Datasets¶
Hezar provides both dataset class implementations and ready-to-use data files for the community.
Hub Datasets¶
Hezar datasets are all hosted on the Hugging Face Hub and can be loaded just like any dataset on the Hub.
Load using Hugging Face datasets¶
from datasets import load_dataset
sentiment_dataset = load_dataset("hezarai/sentiment-dksf")
lscp_dataset = load_dataset("hezarai/lscp-pos-500k")
xlsum_dataset = load_dataset("hezarai/xlsum-fa")
...
Load using Hezar Dataset¶
from hezar.data import Dataset
sentiment_dataset = Dataset.load("hezarai/sentiment-dksf") # A TextClassificationDataset instance
lscp_dataset = Dataset.load("hezarai/lscp-pos-500k") # A SequenceLabelingDataset instance
xlsum_dataset = Dataset.load("hezarai/xlsum-fa") # A TextSummarizationDataset instance
...
The difference between using Hezar vs Hugging Face datasets is the output class. In Hezar when you load
a dataset using the Dataset
class, it automatically finds the proper class for that dataset and creates a
PyTorch Dataset
instance so that it can be easily passed to a PyTorch DataLoader
class.
from torch.utils.data import DataLoader
from hezar.data.datasets import Dataset
dataset = Dataset.load(
"hezarai/lscp-pos-500k",
tokenizer_path="hezarai/distilbert-base-fa", # tokenizer_path is necessary for data collator
)
loader = DataLoader(dataset, batch_size=16, shuffle=True, collate_fn=dataset.data_collator)
itr = iter(loader)
print(next(itr))
But when loading using Hugging Face datasets, the output is an HF Dataset instance.
So in a nutshell, any Hezar dataset can be loaded using HF datasets but not vise-versa!

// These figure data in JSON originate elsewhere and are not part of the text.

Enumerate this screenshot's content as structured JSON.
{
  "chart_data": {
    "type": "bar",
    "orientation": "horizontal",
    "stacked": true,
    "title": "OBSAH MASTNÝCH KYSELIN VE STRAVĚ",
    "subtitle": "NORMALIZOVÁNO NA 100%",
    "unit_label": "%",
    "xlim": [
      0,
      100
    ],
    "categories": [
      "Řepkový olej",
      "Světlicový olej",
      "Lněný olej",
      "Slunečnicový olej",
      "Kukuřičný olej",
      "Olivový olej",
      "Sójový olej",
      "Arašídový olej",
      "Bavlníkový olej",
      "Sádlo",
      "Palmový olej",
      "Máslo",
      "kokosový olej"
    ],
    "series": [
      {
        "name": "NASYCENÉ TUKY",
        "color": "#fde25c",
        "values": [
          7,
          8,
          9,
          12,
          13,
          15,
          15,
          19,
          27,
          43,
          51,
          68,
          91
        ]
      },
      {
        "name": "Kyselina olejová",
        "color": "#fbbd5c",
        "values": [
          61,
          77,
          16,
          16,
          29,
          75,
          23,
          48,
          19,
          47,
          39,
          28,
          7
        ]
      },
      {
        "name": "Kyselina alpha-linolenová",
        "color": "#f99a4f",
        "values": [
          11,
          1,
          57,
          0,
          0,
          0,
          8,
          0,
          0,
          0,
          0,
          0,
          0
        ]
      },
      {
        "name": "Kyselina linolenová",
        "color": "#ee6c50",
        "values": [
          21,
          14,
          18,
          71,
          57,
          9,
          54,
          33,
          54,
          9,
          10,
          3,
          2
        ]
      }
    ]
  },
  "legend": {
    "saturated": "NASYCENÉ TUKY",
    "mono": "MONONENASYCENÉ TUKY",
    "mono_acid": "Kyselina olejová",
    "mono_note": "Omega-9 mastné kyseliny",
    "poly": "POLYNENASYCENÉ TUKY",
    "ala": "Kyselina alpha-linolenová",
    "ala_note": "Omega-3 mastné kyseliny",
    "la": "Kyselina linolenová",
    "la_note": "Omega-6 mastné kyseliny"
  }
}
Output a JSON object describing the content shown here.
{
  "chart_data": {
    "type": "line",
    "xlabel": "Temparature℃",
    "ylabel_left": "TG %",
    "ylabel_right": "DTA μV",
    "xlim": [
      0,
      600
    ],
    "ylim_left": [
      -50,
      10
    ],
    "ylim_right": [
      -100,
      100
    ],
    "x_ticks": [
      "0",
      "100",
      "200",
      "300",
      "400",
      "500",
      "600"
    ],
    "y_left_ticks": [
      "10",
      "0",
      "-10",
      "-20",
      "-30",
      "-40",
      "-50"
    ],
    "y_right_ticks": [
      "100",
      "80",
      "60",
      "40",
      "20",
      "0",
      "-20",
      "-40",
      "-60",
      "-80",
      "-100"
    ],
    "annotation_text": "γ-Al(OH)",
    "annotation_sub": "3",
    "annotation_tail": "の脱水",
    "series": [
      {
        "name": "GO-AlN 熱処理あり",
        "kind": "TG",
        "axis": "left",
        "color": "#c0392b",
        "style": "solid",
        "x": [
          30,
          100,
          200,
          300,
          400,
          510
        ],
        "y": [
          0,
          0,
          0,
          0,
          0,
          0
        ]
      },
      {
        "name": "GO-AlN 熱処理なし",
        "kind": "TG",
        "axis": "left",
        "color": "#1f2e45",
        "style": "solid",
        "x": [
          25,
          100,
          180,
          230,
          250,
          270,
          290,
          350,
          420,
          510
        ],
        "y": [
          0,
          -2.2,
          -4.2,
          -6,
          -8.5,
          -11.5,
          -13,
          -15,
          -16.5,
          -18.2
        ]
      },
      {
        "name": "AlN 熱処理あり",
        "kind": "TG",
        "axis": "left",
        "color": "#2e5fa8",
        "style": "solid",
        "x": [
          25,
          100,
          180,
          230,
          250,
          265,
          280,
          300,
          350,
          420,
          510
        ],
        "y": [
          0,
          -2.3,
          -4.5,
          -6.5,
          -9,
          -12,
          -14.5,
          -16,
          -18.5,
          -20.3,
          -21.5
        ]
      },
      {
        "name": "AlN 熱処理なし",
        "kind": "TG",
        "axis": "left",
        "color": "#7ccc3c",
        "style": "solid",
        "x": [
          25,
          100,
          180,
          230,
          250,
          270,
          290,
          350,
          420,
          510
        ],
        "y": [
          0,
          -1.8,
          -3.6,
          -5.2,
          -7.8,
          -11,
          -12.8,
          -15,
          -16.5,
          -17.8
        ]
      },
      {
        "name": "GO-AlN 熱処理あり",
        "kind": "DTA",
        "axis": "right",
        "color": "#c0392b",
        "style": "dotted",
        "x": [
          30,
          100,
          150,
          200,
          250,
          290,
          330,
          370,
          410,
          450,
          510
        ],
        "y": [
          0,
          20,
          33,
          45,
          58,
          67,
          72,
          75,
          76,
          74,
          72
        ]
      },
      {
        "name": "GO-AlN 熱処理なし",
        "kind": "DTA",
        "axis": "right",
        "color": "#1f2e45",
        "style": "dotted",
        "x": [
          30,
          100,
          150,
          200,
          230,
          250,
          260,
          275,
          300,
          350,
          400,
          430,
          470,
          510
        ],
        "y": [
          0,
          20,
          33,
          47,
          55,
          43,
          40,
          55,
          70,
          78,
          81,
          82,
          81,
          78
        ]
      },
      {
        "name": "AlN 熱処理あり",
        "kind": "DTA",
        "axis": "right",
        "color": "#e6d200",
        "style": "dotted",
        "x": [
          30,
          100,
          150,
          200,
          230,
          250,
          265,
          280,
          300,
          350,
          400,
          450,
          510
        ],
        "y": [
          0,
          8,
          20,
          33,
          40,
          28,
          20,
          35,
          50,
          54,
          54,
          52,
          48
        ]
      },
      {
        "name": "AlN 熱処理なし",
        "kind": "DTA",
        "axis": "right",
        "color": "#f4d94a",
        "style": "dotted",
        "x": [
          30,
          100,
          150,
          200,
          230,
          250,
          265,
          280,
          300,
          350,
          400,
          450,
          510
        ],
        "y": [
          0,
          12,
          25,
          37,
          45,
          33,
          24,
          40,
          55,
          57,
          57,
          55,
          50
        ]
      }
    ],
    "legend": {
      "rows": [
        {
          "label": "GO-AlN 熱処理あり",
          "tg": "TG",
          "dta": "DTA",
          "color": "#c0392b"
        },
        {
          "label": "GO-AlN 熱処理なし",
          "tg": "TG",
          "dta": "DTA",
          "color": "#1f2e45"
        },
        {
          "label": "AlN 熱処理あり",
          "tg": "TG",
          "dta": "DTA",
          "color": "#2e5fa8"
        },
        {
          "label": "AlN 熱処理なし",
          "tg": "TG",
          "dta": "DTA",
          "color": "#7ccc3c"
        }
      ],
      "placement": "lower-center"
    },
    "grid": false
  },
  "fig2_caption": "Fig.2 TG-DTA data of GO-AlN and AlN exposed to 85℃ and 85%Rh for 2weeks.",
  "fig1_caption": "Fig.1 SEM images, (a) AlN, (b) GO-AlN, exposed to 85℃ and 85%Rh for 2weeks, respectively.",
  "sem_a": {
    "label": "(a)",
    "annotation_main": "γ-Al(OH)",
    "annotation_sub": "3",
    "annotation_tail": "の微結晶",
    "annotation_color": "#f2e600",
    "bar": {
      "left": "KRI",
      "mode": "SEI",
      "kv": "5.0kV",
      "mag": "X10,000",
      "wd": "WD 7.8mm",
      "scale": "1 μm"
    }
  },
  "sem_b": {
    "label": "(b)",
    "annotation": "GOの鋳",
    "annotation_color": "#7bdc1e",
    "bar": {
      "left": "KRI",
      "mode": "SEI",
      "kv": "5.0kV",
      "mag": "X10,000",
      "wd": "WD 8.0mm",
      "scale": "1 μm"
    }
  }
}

(Because Hezar looks out for a dataset_config.yaml
file in any dataset repo so non-Hezar datasets cannot be
loaded using Hezar Dataset
class.)
Dataset classes¶
Hezar categorizes datasets based on their target task. The dataset classes all inherit from the base Dataset
class
which is a PyTorch Dataset subclass. (hence having __getitem__
and __len__
methods.)
Some examples of the dataset classes are TextClassificationDataset
, TextSummarizationDataset
, SequenceLabelingDataset
, etc.
Dataset Templates¶
We try to have a simple yet practical pattern for all datasets on the Hub. Every dataset on the Hub needs to have a dataset loading script. Some ready to use templates are located in the templates/dataset_scripts folder. To add a new Hezar compatible dataset to the Hub you can follow the guide provided there.